Marathon UN climate change talks end with watered-down deal

Author
Newstalk ZB,
Publish Date
Mon, 16 Dec 2019, 9:43AM

Marathon U.N. climate talks ended Sunday with a slim compromise that sparked widespread disappointment, after major polluters resisted calls for ramping up efforts to keep global warming at bay and negotiators postponed debate about rules for international carbon markets for another year.

Organizers kept delegates from almost 200 nations in Madrid far beyond Friday's scheduled close of the two-week talks. In the end, negotiators endorsed a general call for greater efforts to tackle climate change and several measures to help poor countries respond and adapt to its impacts.

U.N. Secretary-General António Guterres said he was "disappointed" by the meeting's outcome.

"The international community lost an important opportunity to show increased ambition on mitigation, adaptation and finance to tackle the climate crisis," he said. "We must not give up and I will not give up."

The final declaration cited an "urgent need" to cut planet-heating greenhouse gases in line with the goals of the landmark 2015 Paris climate change accord. But it fell far short of explicitly demanding that countries submit bolder emissions proposals next year, which developing countries and environmentalists had demanded.

Climate Change Minister James Shaw told Mike Yardley developing countries don't feel like the world's lived up to the agreement.

"Most of the developing world signed up to pretty stringent carbon reduction on the basis that they were going to the support to transition, and they don't feel like that's been forthcoming."

He says the consensus was more countries need to take more action.

"They are saying let's crank up for next year. We're just going to have to take a look at New Zealand and see what that would mean for us."

Some observers welcomed the failure of a deal on carbon markets, though, and the European Union and developing countries had said beforehand that no deal was better than a bad one.

"Thankfully, the weak rules on a market-based mechanism, promoted by Brazil and Australia, that would have undermined efforts to reduce emissions, have been shelved," said Mohamed Adow, director of Nairobi-based campaign group Power Shift Africa.

Helen Mountford, from the environmental think-tank World Resources Institute, said that "given the high risks of loopholes discussed in Madrid, it was better to delay than accept rules that would have compromised the integrity of the Paris Agreement."

The talks in Spain took place against a backdrop of growing worldwide concern about climate change. The past year saw large protests in hundreds of cities around the globe and climate activists staged several rallies inside and outside the conference venue to express their frustration at the slow pace of the talks.
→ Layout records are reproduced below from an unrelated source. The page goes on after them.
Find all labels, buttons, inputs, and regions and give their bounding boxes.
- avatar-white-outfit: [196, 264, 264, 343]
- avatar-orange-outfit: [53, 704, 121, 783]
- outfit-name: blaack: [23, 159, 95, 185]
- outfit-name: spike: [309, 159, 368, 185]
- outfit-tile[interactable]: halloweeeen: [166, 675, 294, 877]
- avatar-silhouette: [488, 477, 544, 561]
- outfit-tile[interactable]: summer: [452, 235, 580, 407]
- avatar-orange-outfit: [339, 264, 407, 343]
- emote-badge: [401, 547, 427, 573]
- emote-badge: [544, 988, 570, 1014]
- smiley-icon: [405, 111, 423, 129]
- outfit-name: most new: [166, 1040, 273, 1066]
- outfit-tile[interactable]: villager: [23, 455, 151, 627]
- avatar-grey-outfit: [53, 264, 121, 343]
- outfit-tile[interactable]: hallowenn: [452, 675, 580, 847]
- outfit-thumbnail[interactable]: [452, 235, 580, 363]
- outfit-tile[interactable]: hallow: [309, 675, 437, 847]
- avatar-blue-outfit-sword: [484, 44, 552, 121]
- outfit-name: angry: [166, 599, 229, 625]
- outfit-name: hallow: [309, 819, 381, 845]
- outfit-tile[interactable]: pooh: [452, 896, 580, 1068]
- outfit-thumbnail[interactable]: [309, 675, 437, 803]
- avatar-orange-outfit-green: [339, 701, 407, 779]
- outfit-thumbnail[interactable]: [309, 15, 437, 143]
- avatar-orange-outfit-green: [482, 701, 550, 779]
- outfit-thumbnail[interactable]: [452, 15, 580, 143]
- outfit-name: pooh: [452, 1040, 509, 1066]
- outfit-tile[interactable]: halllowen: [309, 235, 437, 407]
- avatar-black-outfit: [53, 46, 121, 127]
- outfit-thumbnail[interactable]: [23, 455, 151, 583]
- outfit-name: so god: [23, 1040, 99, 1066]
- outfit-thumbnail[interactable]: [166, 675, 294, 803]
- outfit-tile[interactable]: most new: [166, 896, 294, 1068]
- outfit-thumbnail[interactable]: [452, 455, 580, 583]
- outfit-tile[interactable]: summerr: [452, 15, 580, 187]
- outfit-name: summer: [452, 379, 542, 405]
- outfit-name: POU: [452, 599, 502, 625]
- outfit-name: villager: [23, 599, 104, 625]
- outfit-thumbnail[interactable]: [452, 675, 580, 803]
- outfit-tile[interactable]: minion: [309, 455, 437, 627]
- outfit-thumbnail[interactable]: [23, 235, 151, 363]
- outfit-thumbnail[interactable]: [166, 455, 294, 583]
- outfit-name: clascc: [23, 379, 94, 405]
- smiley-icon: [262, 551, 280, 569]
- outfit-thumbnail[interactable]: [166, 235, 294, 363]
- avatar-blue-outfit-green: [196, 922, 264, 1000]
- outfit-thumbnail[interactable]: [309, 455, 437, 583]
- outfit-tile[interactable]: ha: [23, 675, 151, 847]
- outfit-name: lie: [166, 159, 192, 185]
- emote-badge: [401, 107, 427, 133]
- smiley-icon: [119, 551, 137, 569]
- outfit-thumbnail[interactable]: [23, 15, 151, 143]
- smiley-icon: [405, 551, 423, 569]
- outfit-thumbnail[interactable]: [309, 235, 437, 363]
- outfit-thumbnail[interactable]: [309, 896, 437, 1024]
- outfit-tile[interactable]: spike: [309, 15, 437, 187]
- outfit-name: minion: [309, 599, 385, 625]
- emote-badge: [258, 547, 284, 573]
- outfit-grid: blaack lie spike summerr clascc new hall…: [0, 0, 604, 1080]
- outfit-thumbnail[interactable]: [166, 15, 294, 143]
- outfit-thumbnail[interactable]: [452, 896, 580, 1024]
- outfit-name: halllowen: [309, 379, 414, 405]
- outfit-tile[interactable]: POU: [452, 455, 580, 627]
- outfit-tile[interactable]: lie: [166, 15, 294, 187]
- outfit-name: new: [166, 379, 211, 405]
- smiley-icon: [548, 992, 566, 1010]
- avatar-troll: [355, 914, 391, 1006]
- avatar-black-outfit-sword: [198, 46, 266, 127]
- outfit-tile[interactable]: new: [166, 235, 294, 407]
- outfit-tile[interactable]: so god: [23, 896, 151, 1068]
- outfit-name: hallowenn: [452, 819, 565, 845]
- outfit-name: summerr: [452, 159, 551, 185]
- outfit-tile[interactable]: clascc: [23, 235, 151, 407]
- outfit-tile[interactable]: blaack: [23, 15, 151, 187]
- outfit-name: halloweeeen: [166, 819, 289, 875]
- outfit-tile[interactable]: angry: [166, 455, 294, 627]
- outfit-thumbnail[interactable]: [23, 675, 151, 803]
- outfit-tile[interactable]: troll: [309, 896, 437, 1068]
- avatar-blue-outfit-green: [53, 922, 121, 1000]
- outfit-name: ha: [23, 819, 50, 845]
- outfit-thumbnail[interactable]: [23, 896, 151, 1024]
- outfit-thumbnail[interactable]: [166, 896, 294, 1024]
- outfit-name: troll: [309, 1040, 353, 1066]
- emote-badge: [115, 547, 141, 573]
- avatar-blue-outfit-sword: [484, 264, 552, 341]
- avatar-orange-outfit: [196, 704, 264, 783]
Under the Paris accord, countries are supposed to regularly review their national emissions reduction targets and increase them if necessary. Last week, the European Union agreed a goal of becoming carbon neutral by mid-century, but the move did little to sway discussions in Madrid about setting more ambitious targets in the medium term, an issue that will be on the agenda again in Glasgow.

The United States will be excluded from much of those talks after President Donald Trump announced the country's withdrawal from the Paris accord, a process than comes into force Nov. 4, 2020.

Scientists said the longer countries wait to cut emissions, the harder it will be to meet the Paris temperature target.